No entanto, a reclamante alega que o escritório reclamado quebrou esse princípio de ética, pois era tratada como empregada sem os direitos inerentes ao vínculo empregatício, o que é rebatido pela reclamada.

5. O eminente advogado francês MAURICE GARÇON escreveu um trabalho sobre a advocacia e, ao comentar uma antiga decisão do Conselho da Ordem dos Advogados, disse o seguinte: “A liberdade de defesa tem por limites necessários o respeito por tudo o que as leis e o decoro público mandam respeitar” (cf. “O Advogado e a Moral”, Armênio Amado, Editor, Coimbra, PT). Portanto, para o advogado — abaixo do poder celestial — nada está acima das leis. Tudo o que um advogado assina ou nos remete está de acordo com as leis. É uma regra de conduta. Isto é dito para lembrar que a recorrente não alega que tenha sido coagida a ingressar na sociedade de advogados, ou que tenha sofrido coação ou sofrimento no período em que ficou como sócia minoritária, ou que tenha sofrido discriminação trabalhista em comparação com outros advogados no escritório. Na sociedade ora reclamada todos os advogados — com exceção do majoritário — ostentam a mesma condição jurídica de advogados associados com participação societária mínima, o que aparenta ser perfeitamente legítimo e costumeiro no ramo das sociedades de advogados, tanto assim que a recorrente escreveu a sua carta de saída da sociedade e solicitou, ipsis verbis, “a apuração da distribuição de lucros a qual faço juz” (sic, cf. vol. de documentos). E para que não haja dúvida quanto à autenticidade da vontade, a recorrente escreveu o seguinte post scriptum: “P. S. Esta carta substitui a anterior datada de 31.01.02”.

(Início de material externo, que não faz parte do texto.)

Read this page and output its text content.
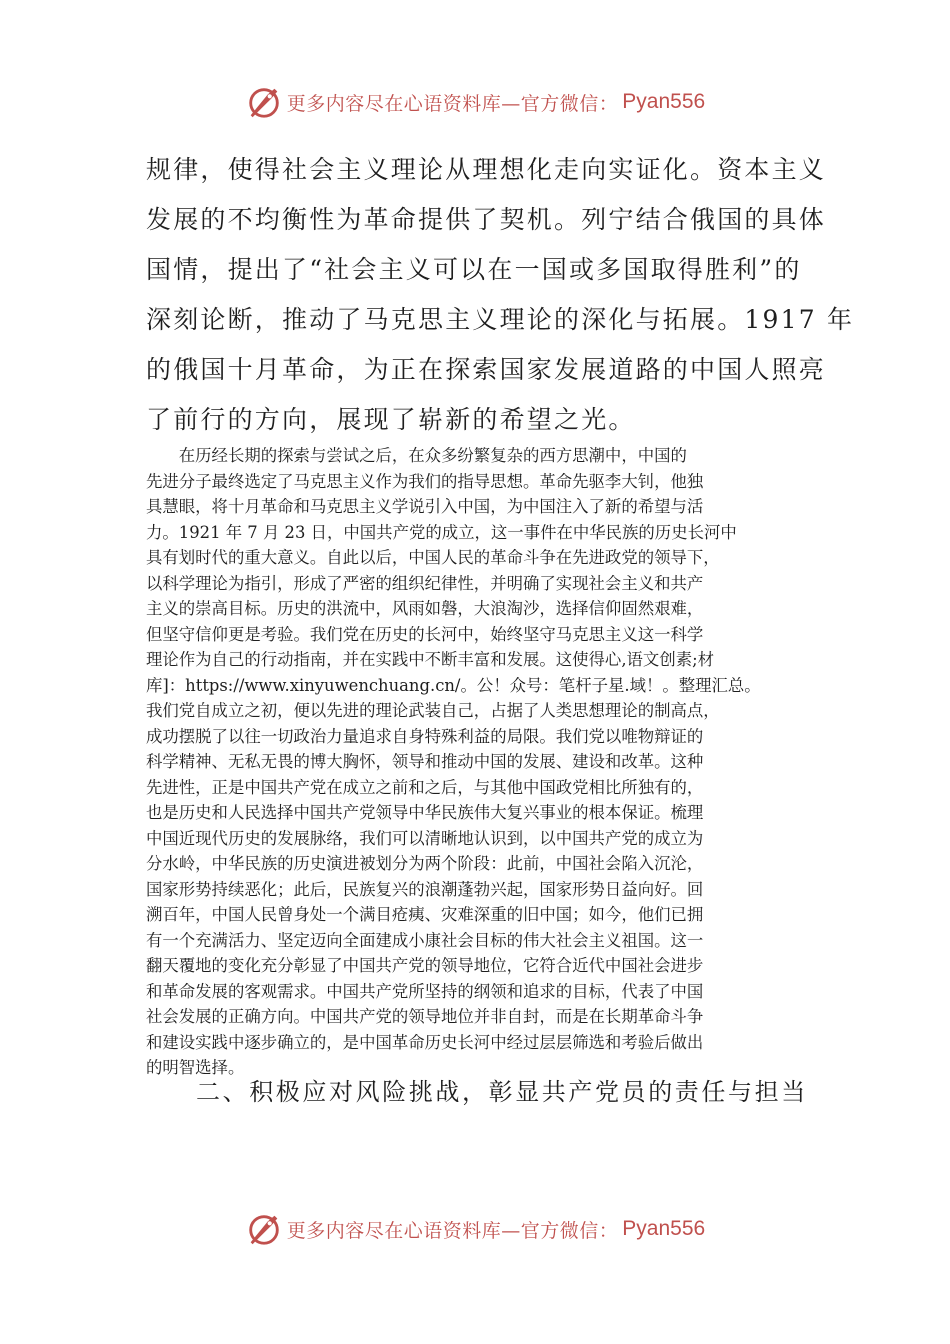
更多内容尽在心语资料库—官方微信： Pyan556
规律，使得社会主义理论从理想化走向实证化。资本主义
发展的不均衡性为革命提供了契机。列宁结合俄国的具体
国情，提出了“社会主义可以在一国或多国取得胜利”的
深刻论断，推动了马克思主义理论的深化与拓展。1917 年
的俄国十月革命，为正在探索国家发展道路的中国人照亮
了前行的方向，展现了崭新的希望之光。
　　在历经长期的探索与尝试之后，在众多纷繁复杂的西方思潮中，中国的
先进分子最终选定了马克思主义作为我们的指导思想。革命先驱李大钊，他独
具慧眼，将十月革命和马克思主义学说引入中国，为中国注入了新的希望与活
力。1921 年 7 月 23 日，中国共产党的成立，这一事件在中华民族的历史长河中
具有划时代的重大意义。自此以后，中国人民的革命斗争在先进政党的领导下，
以科学理论为指引，形成了严密的组织纪律性，并明确了实现社会主义和共产
主义的崇高目标。历史的洪流中，风雨如磐，大浪淘沙，选择信仰固然艰难，
但坚守信仰更是考验。我们党在历史的长河中，始终坚守马克思主义这一科学
理论作为自己的行动指南，并在实践中不断丰富和发展。这使得心,语文创素;材
库]：https://www.xinyuwenchuang.cn/。公！众号：笔杆子星.域！。整理汇总。
我们党自成立之初，便以先进的理论武装自己，占据了人类思想理论的制高点，
成功摆脱了以往一切政治力量追求自身特殊利益的局限。我们党以唯物辩证的
科学精神、无私无畏的博大胸怀，领导和推动中国的发展、建设和改革。这种
先进性，正是中国共产党在成立之前和之后，与其他中国政党相比所独有的，
也是历史和人民选择中国共产党领导中华民族伟大复兴事业的根本保证。梳理
中国近现代历史的发展脉络，我们可以清晰地认识到，以中国共产党的成立为
分水岭，中华民族的历史演进被划分为两个阶段：此前，中国社会陷入沉沦，
国家形势持续恶化；此后，民族复兴的浪潮蓬勃兴起，国家形势日益向好。回
溯百年，中国人民曾身处一个满目疮痍、灾难深重的旧中国；如今，他们已拥
有一个充满活力、坚定迈向全面建成小康社会目标的伟大社会主义祖国。这一
翻天覆地的变化充分彰显了中国共产党的领导地位，它符合近代中国社会进步
和革命发展的客观需求。中国共产党所坚持的纲领和追求的目标，代表了中国
社会发展的正确方向。中国共产党的领导地位并非自封，而是在长期革命斗争
和建设实践中逐步确立的，是中国革命历史长河中经过层层筛选和考验后做出
的明智选择。
二、积极应对风险挑战，彰显共产党员的责任与担当
更多内容尽在心语资料库—官方微信： Pyan556
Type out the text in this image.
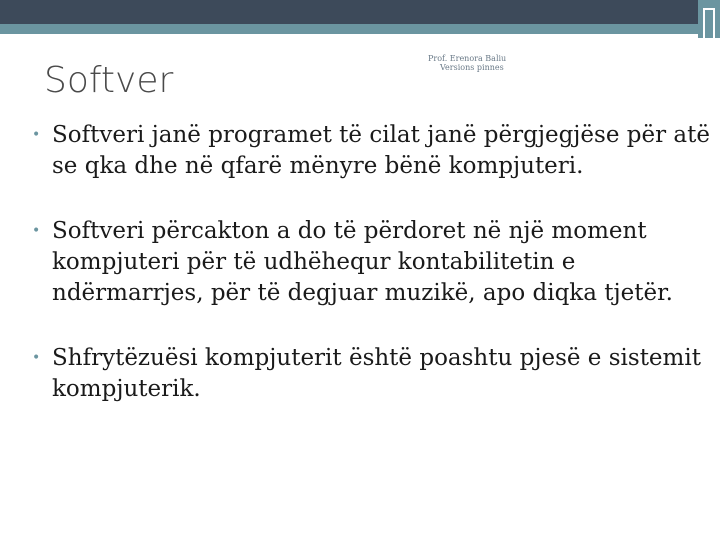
Softver
Prof. Erenora Baliu
Versions pinnes
• Softveri janë programet të cilat janë përgjegjëse për atë se qka dhe në qfarë mënyre bënë kompjuteri.
• Softveri përcakton a do të përdoret në një moment kompjuteri për të udhëhequr kontabilitetin e ndërmarrjes, për të degjuar muzikë, apo diqka tjetër.
• Shfrytëzuësi kompjuterit është poashtu pjesë e sistemit kompjuterik.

Não vejo no ato nenhum defeito, do tipo dolo, erro, ignorância, coação, estado de perigo, lesão, ou fraude para justificar o reconhecimento de relação de emprego.

6. A sentença, embora sucinta, foi proferida com total acerto. A recorrente ingressou espontaneamente na sociedade e dela se retirou nas condições estipuladas no contrato. Todos os atos respeitaram aos artigos 997 e 999 do Código Civil, no que se refere à formação e registro, não resultando da análise do processo nenhuma irregularidade que possa ser corrigida pela Justiça do Trabalho. A subordinação jurídica alegada pela recorrente está relacionada às diretrizes estabelecidas pelo escritório de advocacia, como sociedade civil, e não propriamente pela figura do sócio majoritário, embora pelo contrato seja o que detém maiores poderes de decisão. A pessoalidade na prestação dos serviços e a continuidade são também fatos inerentes à profissão, pois a recorrente agia na qualidade de advogada em favor do grupo de advogados e da sociedade, não sendo razoável pensar de outra forma. E a onerosidade está vinculada à participação nos lucros nas condições estipuladas no contrato, de forma igual em favor de todos os advogados. Os elementos formadores do contrato de trabalho — pessoalidade, continuidade, subordinação jurídica e onerosidade — são também comuns a certos contratos civis, sobretudo à sociedade de advogados, quando profissionais se juntam com finalidade lucrativa. A única distinção importante é quanto à subordinação jurídica, que no Direito do Trabalho relaciona o empregado à figura do empregador, ao passo que nas sociedades constituídas a subordinação do sócio se dá ao estatuto, ao contrato ou às leis, e não à sociedade. No caso sub examinem transcrevo apenas a declaração da recorrente, tirada do seu depoimento: “a depoente deveria trabalhar na condição de sócia ou autônoma; resolveu ser sócia porque a condição de autônoma pareceu-lhe não era real” (fls. 230). Portanto, se optou em ser sócia porque a condição de autônoma não lhe parecia real — ou seja, lhe parecia simulada ou fraudulenta —, resulta confessado que a condição de sócia lhe caiu bem, porque era real e verdadeira, lícita e mais vantajosa do ponto de vista pessoal e profissional. Não há relação de emprego entre o advogado e a sociedade de advogados da qual fez parte, ainda que na condição de sócio minoritário. Por tais fundamentos voto pela manutenção da sentença.

7. A jurisprudência oferecida na petição 085053, de 30.9.2005, consistente em dois acórdãos favoráveis à tese do vínculo empregatício não favorece à recorrente. Em se tratando de relação de emprego cada caso é um caso, de sorte que a conclusão judicial de um não serve de parâmetro para outros, onde as circunstâncias fáticas são diferentes. Aqui há confissão da recorrente no sentido de que optou livremente em ingressar na sociedade como sócia, por não lhe parecer interessante ficar como autônoma (figura que, a priori, poderia ser de um autêntico empregado, o que não ocorre com quem aceita ser sócio). Os fundamentos jurídicos utilizados nos casos oferecidos não guardam similaridade com o caso sub examinem. Todas as condições previstas no art. 997 do Código Civil para a validade do contrato social foram cumpridas pelos interessados, assim como as solenidades previstas no código para a validade das alterações posteriores. Como o caso envolve relação jurídica entre advogados, profissionais formados para cumprir e fazer cumprir as leis, não há como aceitar a alegação de que a sociedade teve objetivo de fraudar os direitos trabalhistas da recorrente. A fraude, com a conivência da recorrente, levaria à simulação. Mantenho a decisão.

8. Nego provimento ao recurso. Nada mais.